The Power of Forgiveness
As parents, we are quick to teach our kids the virtues of the magic words -- to say please and thank you and pardon me. To say I'm sorry when we've hurt someone.
We sometimes forget to teach these magic words: I forgive you.
Children are naturals in the forgiveness game, because they don't hold grudges. Watch any group of 3 year olds at play, and you'll see kicks and pushes and toy-snatches and bonks on the head -- all forgiven and forgotten as quickly as they occur, and with minimal conversation. A 3 year old accepts whatever happens, responds as he thinks appropriate, and turns his attention to the next exciting thing.
As adults, we find it difficult to forgive people who have clearly wronged us. We come to believe that forgiveness is a sign of weakness, an invitation to let others take advantage of us. We teach this response to our children by example. On a daily basis, we resist:
Forgiving our ex for not being who or what we needed him/her to be.
Forgiving our friends for not always understanding what we need.

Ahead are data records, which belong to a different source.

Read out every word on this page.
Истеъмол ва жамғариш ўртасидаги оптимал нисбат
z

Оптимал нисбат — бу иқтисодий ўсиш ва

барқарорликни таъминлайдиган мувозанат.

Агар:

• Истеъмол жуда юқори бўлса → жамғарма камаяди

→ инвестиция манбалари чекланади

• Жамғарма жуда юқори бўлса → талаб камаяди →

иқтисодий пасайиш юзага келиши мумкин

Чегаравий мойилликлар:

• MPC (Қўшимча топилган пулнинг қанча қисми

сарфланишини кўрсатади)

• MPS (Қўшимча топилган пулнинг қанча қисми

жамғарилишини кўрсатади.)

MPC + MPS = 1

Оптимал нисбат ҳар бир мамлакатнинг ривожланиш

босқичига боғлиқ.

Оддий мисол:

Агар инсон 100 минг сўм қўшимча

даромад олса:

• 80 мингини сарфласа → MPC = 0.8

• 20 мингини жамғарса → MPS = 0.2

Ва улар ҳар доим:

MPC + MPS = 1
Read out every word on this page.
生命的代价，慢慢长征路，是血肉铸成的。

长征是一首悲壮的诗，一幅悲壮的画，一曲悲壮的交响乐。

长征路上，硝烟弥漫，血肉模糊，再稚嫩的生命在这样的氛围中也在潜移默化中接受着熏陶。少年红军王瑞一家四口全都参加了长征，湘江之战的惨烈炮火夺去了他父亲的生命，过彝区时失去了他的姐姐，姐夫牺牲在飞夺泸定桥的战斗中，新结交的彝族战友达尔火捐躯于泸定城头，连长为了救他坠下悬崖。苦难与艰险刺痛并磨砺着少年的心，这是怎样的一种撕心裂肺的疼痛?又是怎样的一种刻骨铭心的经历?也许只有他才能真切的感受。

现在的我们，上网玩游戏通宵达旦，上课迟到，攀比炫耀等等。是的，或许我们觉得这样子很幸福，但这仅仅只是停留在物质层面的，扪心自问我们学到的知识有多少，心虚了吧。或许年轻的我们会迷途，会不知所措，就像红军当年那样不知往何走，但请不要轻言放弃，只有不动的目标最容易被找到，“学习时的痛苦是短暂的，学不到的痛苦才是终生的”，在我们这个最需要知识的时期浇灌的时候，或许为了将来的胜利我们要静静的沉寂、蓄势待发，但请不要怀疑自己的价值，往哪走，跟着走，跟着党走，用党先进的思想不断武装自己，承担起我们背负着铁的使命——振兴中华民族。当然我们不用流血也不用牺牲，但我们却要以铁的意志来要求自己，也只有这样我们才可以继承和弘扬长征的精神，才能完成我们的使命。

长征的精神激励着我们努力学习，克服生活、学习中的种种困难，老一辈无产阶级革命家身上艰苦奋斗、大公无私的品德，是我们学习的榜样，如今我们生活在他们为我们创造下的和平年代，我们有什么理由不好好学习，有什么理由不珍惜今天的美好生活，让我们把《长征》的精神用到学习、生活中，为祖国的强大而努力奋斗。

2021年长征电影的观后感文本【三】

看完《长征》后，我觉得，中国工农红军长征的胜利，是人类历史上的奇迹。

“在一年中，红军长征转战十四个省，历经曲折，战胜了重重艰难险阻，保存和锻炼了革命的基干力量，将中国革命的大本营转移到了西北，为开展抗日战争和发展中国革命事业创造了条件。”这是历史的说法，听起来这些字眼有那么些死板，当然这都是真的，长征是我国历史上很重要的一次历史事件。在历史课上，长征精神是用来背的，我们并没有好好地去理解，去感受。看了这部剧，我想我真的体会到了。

Forgiving our children for sometimes taking their frustration out on us.
Forgiving ourselves for being human and weak.
Forgiving our parents
for being human and weak.
Forgiving does not mean that you invite people who hurt you to do it again. It means that you accept that they are who they are, and they are where they are, and you stop blaming yourself, and you stop wishing they will see the "error of their ways".
It means that you see begin to see the opportunities in your situation, instead of just the dilemmas. It means that you turn your face toward the future, stronger and more at peace.
Stand in front of the mirror, and forgive anyone you need to forgive out loud. Feel that tingling sensation? That's a hug from your soul.